Mata itu seolah ingin menusuk jantungku. Tatapannya sangat tajam dan membuatku ketakutan.

“tugas apa yang sedang kau kerjakan? Kamu ini, hebat ya, tugasnya kalah sama orang yang lagi study S2. Emangnya, tidak ada waktu lain?”

            Aku tertunduk bersama linangan air bening di pipiku. Ingin rasanyya memberontak, tapi tubuhku menjadi kaku. Aku terdiam. Tante Rina segera menjauh. Mungkin, dia sedang meredam air matanya di kamar sebelah. Aku pun segera masuk ke dalam kamarku. Kutuangkan rasa sedihku itu dalam bait-bait puisi yang entah apa yang sedang kupikirkan tentangnya.

Catatan Kecil Di Padang Gersang

Saat emosi telah mengalahkan logika.

Hitam dan merah tak tergambarkan

Naluri tak terpakai,

Amarah menjadi kawan.

            Dengarkan aku sesaat,

Walau kau tak butuh alasan

Aku tak bisa tanpamu

Tapi, kini aku tak ingin

Adakah ruang yang membuatku bertahan

Saat kau tak tahu menyesuaikan

Inikah cinta yang kau dongengkan

Sekejap berakhir dengan nada hitam

            Kata-kata itu tanpa sadar telah tergores oleh penah hati, dan telah menjadi arsip kecil dihari ini. Sepuluh menit berlalu semuanya pasti akan berubah. Semua itu benar, tante Rina mengajakku menyiapkan makan malam untuk kami bertiga. Kak, teguh, tante Rina, dan aku. Suasana menjadi cair kembali, dan luka telah berakhir di batas kertas yang telah menjadi catatan sejarah.

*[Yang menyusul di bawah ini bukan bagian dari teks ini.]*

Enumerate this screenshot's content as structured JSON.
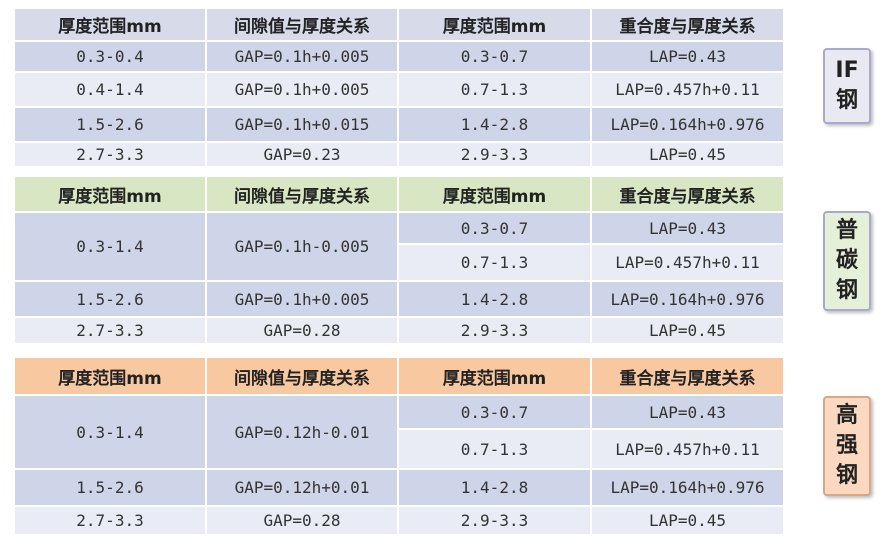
{
  "headers": {
    "col1": "厚度范围mm",
    "col2": "间隙值与厚度关系",
    "col3": "厚度范围mm",
    "col4": "重合度与厚度关系"
  },
  "if_steel": {
    "label": "IF钢",
    "rows": [
      {
        "t1": "0.3-0.4",
        "gap": "GAP=0.1h+0.005",
        "t2": "0.3-0.7",
        "lap": "LAP=0.43"
      },
      {
        "t1": "0.4-1.4",
        "gap": "GAP=0.1h+0.005",
        "t2": "0.7-1.3",
        "lap": "LAP=0.457h+0.11"
      },
      {
        "t1": "1.5-2.6",
        "gap": "GAP=0.1h+0.015",
        "t2": "1.4-2.8",
        "lap": "LAP=0.164h+0.976"
      },
      {
        "t1": "2.7-3.3",
        "gap": "GAP=0.23",
        "t2": "2.9-3.3",
        "lap": "LAP=0.45"
      }
    ]
  },
  "plain_carbon": {
    "label": "普碳钢",
    "rows": [
      {
        "t1": "0.3-1.4",
        "gap": "GAP=0.1h-0.005",
        "t2a": "0.3-0.7",
        "lapa": "LAP=0.43",
        "t2b": "0.7-1.3",
        "lapb": "LAP=0.457h+0.11"
      },
      {
        "t1": "1.5-2.6",
        "gap": "GAP=0.1h+0.005",
        "t2": "1.4-2.8",
        "lap": "LAP=0.164h+0.976"
      },
      {
        "t1": "2.7-3.3",
        "gap": "GAP=0.28",
        "t2": "2.9-3.3",
        "lap": "LAP=0.45"
      }
    ]
  },
  "high_strength": {
    "label": "高强钢",
    "rows": [
      {
        "t1": "0.3-1.4",
        "gap": "GAP=0.12h-0.01",
        "t2a": "0.3-0.7",
        "lapa": "LAP=0.43",
        "t2b": "0.7-1.3",
        "lapb": "LAP=0.457h+0.11"
      },
      {
        "t1": "1.5-2.6",
        "gap": "GAP=0.12h+0.01",
        "t2": "1.4-2.8",
        "lap": "LAP=0.164h+0.976"
      },
      {
        "t1": "2.7-3.3",
        "gap": "GAP=0.28",
        "t2": "2.9-3.3",
        "lap": "LAP=0.45"
      }
    ]
  },
  "colors": {
    "if_header": "#d7dbe9",
    "plain_carbon_header": "#d8e6c4",
    "high_strength_header": "#f8c8a0",
    "row_dark": "#cfd5e8",
    "row_light": "#e9ecf5"
  }
}
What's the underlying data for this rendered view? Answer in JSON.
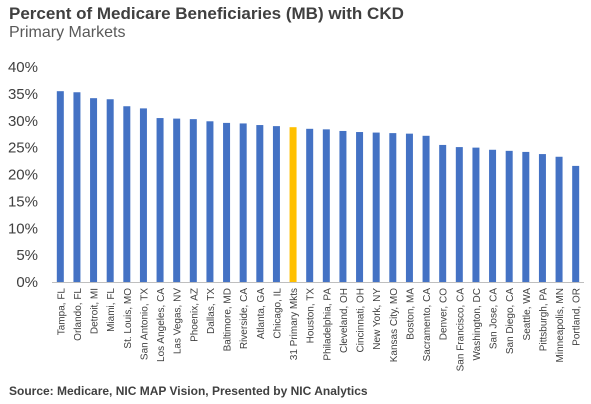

            Ujian akhir sekolah menengah telah berlalu. Hasilnya telah diketahui. Kelasku, lulus 100%. XII IPA, telah mencatat sejarah terbaik bagi sekolah kami tiga tahun terakhir ini.

            Tiba saatnya aku akan memilih satu perguruan tinggi untuk melanjutkan cita-citaku. Tawaran demi tawaran dari teman-temanku membuat pikiranku sibuk mempertimbangkan. Dimana tempat yang akan menjadi ladang panen ilmu yang baru. Tante Rina ingin aku masuk Universitas yang ada di kota saja. Tepatnya, tidak jauh dari rumah kami. Mama ingin aku pulang, dan tidak melanjutkan ke perguruan tinggi lagi. Katanya, biaya kuliah sangat mahal jadi harus ada yang mengalah. Karena aku masih muda, jadi aku lah yang harus istirahat dulu.

            Tak ada kata menyerah dan pasrah dengan keadaan. Meski selama ini, aku selalu senang berjalan diatas keinginan mereka. Namun aku masih bingung dalam menentukan pilihanku. Akankah aku ikut mama atau tante Rina. Tolonglah aku wahai yang maha segalanya. Berikanlah aku petunjukmu.

            Perjalanan yang susah untuk ditebak. Seleksi berkas PPSB (Program Penjaringan Siswa Berprestasi) disebuah Universitas Merah Maron telah kuperoleh hasilnya. Alhamdulillah aku diterima. Tapi, aku sangat takut untuk mengatakan hal ini kepada mama.

            Besok aku harus pulang ke rumah. Ada harapan baru dalam benakku. Aku berharap, keinginanku kali ini bisa tercapai.

            Keputusan kini ada ditanganku. Mama telah menyetujui, apapun pilihanku nantinya. Tante Rina telah mengetahui hal ini pula. Mama dan papa mengharuskan aku memilih. Apapun pilihan itu, semoga terbaik untuk semuanya. Aku tak tahu, apa yang akan kulakukan saat ini. Hanya berpikir tak menentu. Antara cinta dan cita. Harus ada yang kukorbankan, untuk mendapatkan kedua-duanya.

            Hari itu, terjadi pertikaian antara mama dan tante Rina. Aku menjadi saksi mata akan peristiwa yang menegangkan itu.

“aku sangat sayang sama Minda. Mengapa kau lakukan ini?

“ini adalah keinginannya sendiri bu. Anak-anak terkadang suka dengan hal-hal baru”.

            Alasan demi alas an tercurah dari bibir yang lemah itu. Mama tak banyak berkata. Seketika suasana menjadi asing. Aku tak berani berkata apapun. Tangis tante Rina menjadi dihadapanku. Saat itu, ada pertalian halus dalam naluri yang kurasa terpaut pada hatiku. Kupandangi wajah yang selalu tegar itu, kini menjadi tak berdaya di hadapanku. Entah apa yang kuperbuat, semuanya jadi berbeda.

            Malam menyelimuti kemuraman rumah tante Rina. Semuanya belum usai layaknya senja yang sangat muda berganti pakaian. Aku masih terdiam dalam pilihan yang menguras pikiranku. Kupejamkan mata melintasi malam, dan melaju dalam mimpi-mimpi. Semoga mimpi itu, mampu menjawab ketidakberdayaanku.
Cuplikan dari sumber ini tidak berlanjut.